Alena masih kebingungan. Mengapa Ia mau saja diajak oleh laki-laki yang Ia tidak
kenal? Namun tangan dan suara Ilham seperti tidak asing baginya. Ilham mengajaknya naik
bianglala. Alena sangat senang, Ia mengambil beberapa foto pemandangan kota dari atas
bianglala. Setelah dua jam puas bermain, Ilham pamit pulang.
“Maaf tidak bisa mengantarkanmu, ada hal penting yang harus ku lakukan,” kata Ilham
“Ah tidak mengapa, terimakasih untuk hari ini.”
Ilham mengangguk pelan seraya mengeluarkan sesuatu dari dalam jaketnya. Sepucuk
mawar biru dengan kartu yang berisikan nomor telpon didalamnya.
“Telponlah aku jika sempat, aku sangat merindukanmu,” bisik Ilham seraya melangkah
menjauh dari Alena.
***
Semenjak hari itu Alena dan Ilham sering bertemu. Lebih tepatnya pertemuan yang
tidak direncanakan karena Ilham seringkali muncul tiba-tiba dihadapannya. Perilaku Ilham
yang seperti itu membuat Alena merasa aneh karena Ilham sangat mirip dengan mendiang
suaminya. Ia rutin membawakannya mawar biru, membuatkannya puisi, bahkan Ia tau
makanan kesukaan Alena. Malam itu Alena sedang berada di taman kota ketika Ilham
mendatanginya.
Ilham membawakannya sebuah bingkisan besar dengan seikat mawar biru diatasnya.

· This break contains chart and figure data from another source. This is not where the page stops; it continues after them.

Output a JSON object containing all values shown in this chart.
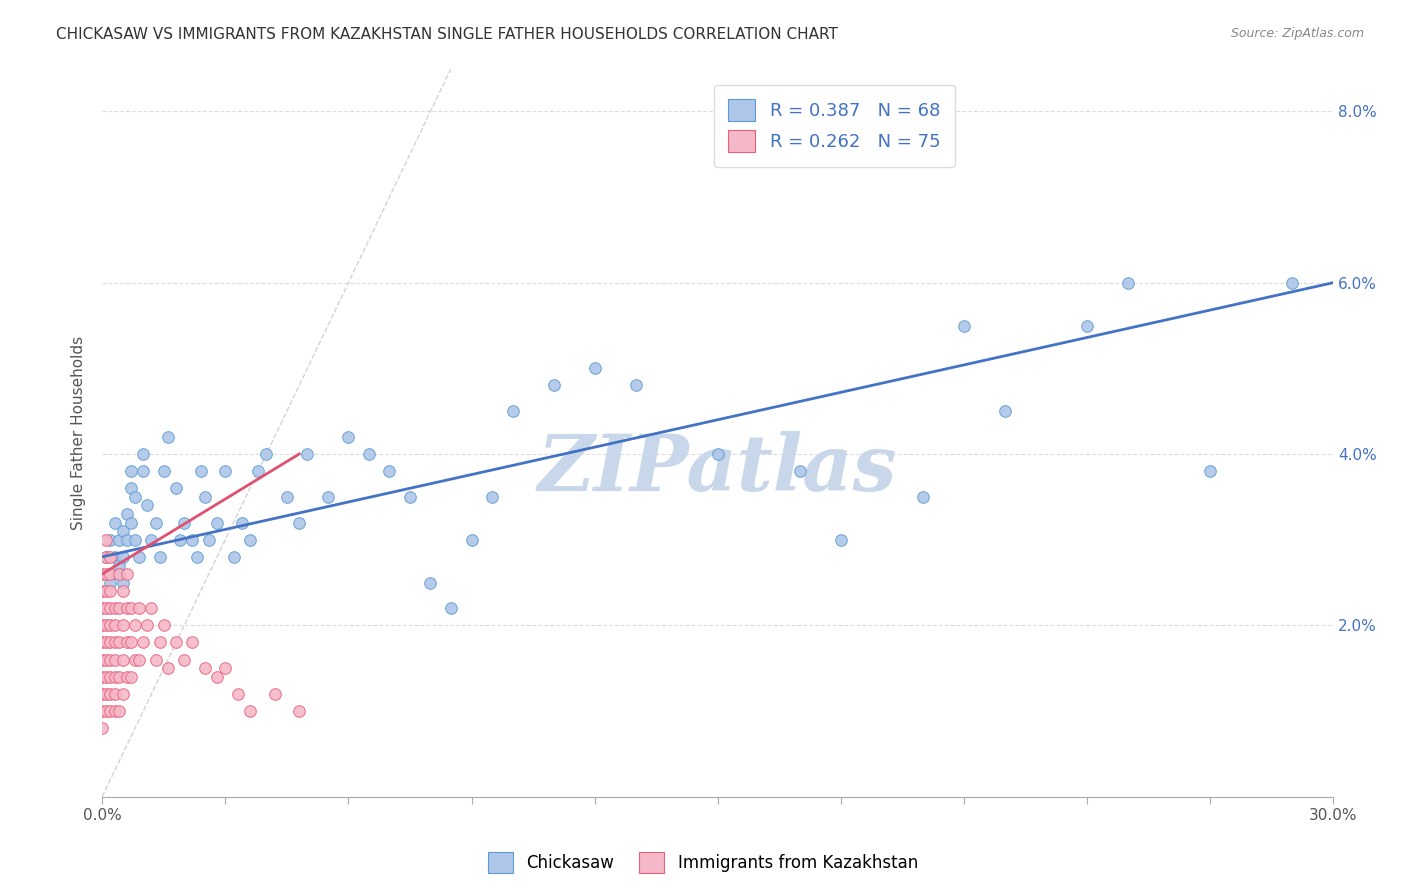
{
  "title": "CHICKASAW VS IMMIGRANTS FROM KAZAKHSTAN SINGLE FATHER HOUSEHOLDS CORRELATION CHART",
  "source": "Source: ZipAtlas.com",
  "ylabel": "Single Father Households",
  "x_min": 0.0,
  "x_max": 0.3,
  "y_min": 0.0,
  "y_max": 0.085,
  "x_ticks": [
    0.0,
    0.03,
    0.06,
    0.09,
    0.12,
    0.15,
    0.18,
    0.21,
    0.24,
    0.27,
    0.3
  ],
  "x_tick_labels_show": {
    "0.0": "0.0%",
    "0.30": "30.0%"
  },
  "y_ticks": [
    0.0,
    0.02,
    0.04,
    0.06,
    0.08
  ],
  "y_tick_labels_right": [
    "",
    "2.0%",
    "4.0%",
    "6.0%",
    "8.0%"
  ],
  "chickasaw_R": 0.387,
  "chickasaw_N": 68,
  "kazakhstan_R": 0.262,
  "kazakhstan_N": 75,
  "chickasaw_color": "#aec6e8",
  "kazakhstan_color": "#f5b8c8",
  "chickasaw_edge_color": "#5b9bd5",
  "kazakhstan_edge_color": "#e8607a",
  "chickasaw_line_color": "#4472c4",
  "kazakhstan_line_color": "#e05070",
  "diagonal_color": "#c0c0c0",
  "watermark": "ZIPatlas",
  "watermark_color": "#c8d8ea",
  "legend_label_1": "Chickasaw",
  "legend_label_2": "Immigrants from Kazakhstan",
  "chickasaw_x": [
    0.001,
    0.002,
    0.002,
    0.003,
    0.003,
    0.004,
    0.004,
    0.004,
    0.005,
    0.005,
    0.005,
    0.006,
    0.006,
    0.007,
    0.007,
    0.007,
    0.008,
    0.008,
    0.009,
    0.01,
    0.01,
    0.011,
    0.012,
    0.013,
    0.014,
    0.015,
    0.016,
    0.018,
    0.019,
    0.02,
    0.022,
    0.023,
    0.024,
    0.025,
    0.026,
    0.028,
    0.03,
    0.032,
    0.034,
    0.036,
    0.038,
    0.04,
    0.045,
    0.048,
    0.05,
    0.055,
    0.06,
    0.065,
    0.07,
    0.075,
    0.08,
    0.085,
    0.09,
    0.095,
    0.1,
    0.11,
    0.12,
    0.13,
    0.15,
    0.17,
    0.18,
    0.2,
    0.21,
    0.22,
    0.24,
    0.25,
    0.27,
    0.29
  ],
  "chickasaw_y": [
    0.028,
    0.03,
    0.025,
    0.032,
    0.028,
    0.03,
    0.026,
    0.027,
    0.031,
    0.028,
    0.025,
    0.033,
    0.03,
    0.038,
    0.036,
    0.032,
    0.035,
    0.03,
    0.028,
    0.04,
    0.038,
    0.034,
    0.03,
    0.032,
    0.028,
    0.038,
    0.042,
    0.036,
    0.03,
    0.032,
    0.03,
    0.028,
    0.038,
    0.035,
    0.03,
    0.032,
    0.038,
    0.028,
    0.032,
    0.03,
    0.038,
    0.04,
    0.035,
    0.032,
    0.04,
    0.035,
    0.042,
    0.04,
    0.038,
    0.035,
    0.025,
    0.022,
    0.03,
    0.035,
    0.045,
    0.048,
    0.05,
    0.048,
    0.04,
    0.038,
    0.03,
    0.035,
    0.055,
    0.045,
    0.055,
    0.06,
    0.038,
    0.06
  ],
  "kazakhstan_x": [
    0.0,
    0.0,
    0.0,
    0.0,
    0.0,
    0.0,
    0.0,
    0.0,
    0.0,
    0.0,
    0.001,
    0.001,
    0.001,
    0.001,
    0.001,
    0.001,
    0.001,
    0.001,
    0.001,
    0.001,
    0.001,
    0.002,
    0.002,
    0.002,
    0.002,
    0.002,
    0.002,
    0.002,
    0.002,
    0.002,
    0.002,
    0.003,
    0.003,
    0.003,
    0.003,
    0.003,
    0.003,
    0.003,
    0.004,
    0.004,
    0.004,
    0.004,
    0.004,
    0.005,
    0.005,
    0.005,
    0.005,
    0.006,
    0.006,
    0.006,
    0.006,
    0.007,
    0.007,
    0.007,
    0.008,
    0.008,
    0.009,
    0.009,
    0.01,
    0.011,
    0.012,
    0.013,
    0.014,
    0.015,
    0.016,
    0.018,
    0.02,
    0.022,
    0.025,
    0.028,
    0.03,
    0.033,
    0.036,
    0.042,
    0.048
  ],
  "kazakhstan_y": [
    0.008,
    0.01,
    0.012,
    0.014,
    0.016,
    0.018,
    0.02,
    0.022,
    0.024,
    0.026,
    0.01,
    0.012,
    0.014,
    0.016,
    0.018,
    0.02,
    0.022,
    0.024,
    0.026,
    0.028,
    0.03,
    0.01,
    0.012,
    0.014,
    0.016,
    0.018,
    0.02,
    0.022,
    0.024,
    0.026,
    0.028,
    0.01,
    0.012,
    0.014,
    0.016,
    0.018,
    0.02,
    0.022,
    0.01,
    0.014,
    0.018,
    0.022,
    0.026,
    0.012,
    0.016,
    0.02,
    0.024,
    0.014,
    0.018,
    0.022,
    0.026,
    0.014,
    0.018,
    0.022,
    0.016,
    0.02,
    0.016,
    0.022,
    0.018,
    0.02,
    0.022,
    0.016,
    0.018,
    0.02,
    0.015,
    0.018,
    0.016,
    0.018,
    0.015,
    0.014,
    0.015,
    0.012,
    0.01,
    0.012,
    0.01
  ],
  "chickasaw_trendline_x": [
    0.0,
    0.3
  ],
  "chickasaw_trendline_y": [
    0.028,
    0.06
  ],
  "kazakhstan_trendline_x": [
    0.0,
    0.048
  ],
  "kazakhstan_trendline_y": [
    0.026,
    0.04
  ]
}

Alena menatap kotak besar dihadapannya.
“Apa ini Ilham?” tanya Alena.
“Bukalah ini ketika kau sampai di rumah.”
Ilham lalu bangkit kemudian menggapai tangan Alena. Apakah Ilham akan menyatakan
cinta pada Alena? Alena memang mulai tertarik kepadanya namun apakah rasa ketertarikan
itu karena Ia mencintai Ilham atau hanya karena Ilham sangat mirip dengan mendiang
suaminya?
“Izinkan aku memelukmu malam ini saja, aku akan sangat merindukanmu Eleana.”

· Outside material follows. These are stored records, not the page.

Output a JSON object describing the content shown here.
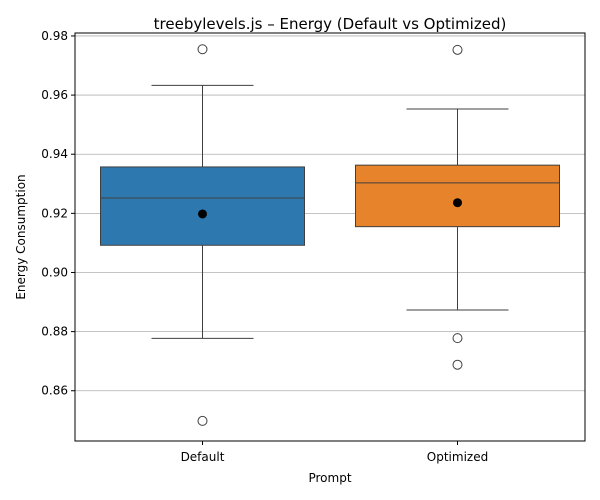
{
  "chart_data": {
    "type": "box",
    "title": "treebylevels.js – Energy (Default vs Optimized)",
    "xlabel": "Prompt",
    "ylabel": "Energy Consumption",
    "ylim": [
      0.843,
      0.981
    ],
    "yticks": [
      0.86,
      0.88,
      0.9,
      0.92,
      0.94,
      0.96,
      0.98
    ],
    "ytick_labels": [
      "0.86",
      "0.88",
      "0.90",
      "0.92",
      "0.94",
      "0.96",
      "0.98"
    ],
    "grid": "horizontal",
    "categories": [
      "Default",
      "Optimized"
    ],
    "boxes": [
      {
        "category": "Default",
        "color": "#2e78b0",
        "whisker_low": 0.8777,
        "q1": 0.9092,
        "median": 0.9252,
        "q3": 0.9357,
        "whisker_high": 0.9633,
        "mean": 0.9198,
        "outliers": [
          0.9755,
          0.8498
        ]
      },
      {
        "category": "Optimized",
        "color": "#e7832b",
        "whisker_low": 0.8873,
        "q1": 0.9155,
        "median": 0.9303,
        "q3": 0.9363,
        "whisker_high": 0.9553,
        "mean": 0.9236,
        "outliers": [
          0.9753,
          0.8778,
          0.8688
        ]
      }
    ]
  }
}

Ilham memeluk erat Alena, mengecup keningnya, kemudian pergi meninggalkan Alena
yang masih berdiri mematung. Eleana adalah nama kesayangan untuk Alena yang suaminya
berikan. Tidak ada yang tau akan nama itu kecuali mereka berdua. Mengapa Ilham selalu
mengatakan Ia merindukannya, Ia tidak mengerti.
Ia bergegas kembali ke rumahnya. Dibukanya bingkisan besar itu, ada sepucuk surat
didalamnya.

Eleana istriku tercinta


Tunggulah aku sebentar lagi, aku pasti akan menjemputmu kembali. Jangan lupakan
aku.

***
Seorang wanita berkacamata melepaskan alat yang berbentuk seperti tempurung kelapa
dari kepala Alena. Ini konsultasi yang ke dua puluh namun tidak ada perkembangan.
Kondisi yang Alena alami saat ini membuatnya berhalusinasi bahwa suaminya masih hidup
dan akan kembali suatu saat nanti.
Wanita berkacamata itu kemudian keluar dari ruangan, berbicara dengan sepasang
pasangan paruh baya.
“Kondisi yang dialami oleh anak Ibu tidak ada perkembangan. Saya sudah berusaha
sekuat mungkin namun perasaan dan pikiran anak Ibu melakukan penolakan yang sangat
kuat.”
Pasangan paruh baya itu mulai menangis, merasa iba dengan kondisi putri semata
wayangnya. Sedangkan didalam ruangan, Alena yang sudah sadar menggenggam setangkai
mawar biru ditangannya. Biarlah semua orang menganggapnya gila, biarlah tidak ada yang
percaya dengannya. Ia tau pasti itu bukanlah sekedar halusinasi. Tangan wanita itu
menggenggam semakin erat setangkai mawar biru yang sengaja Ia biarkan layu. Matanya
menatap sendu langit sore, meratap. Pulanglah suamiku, aku merindukanmu.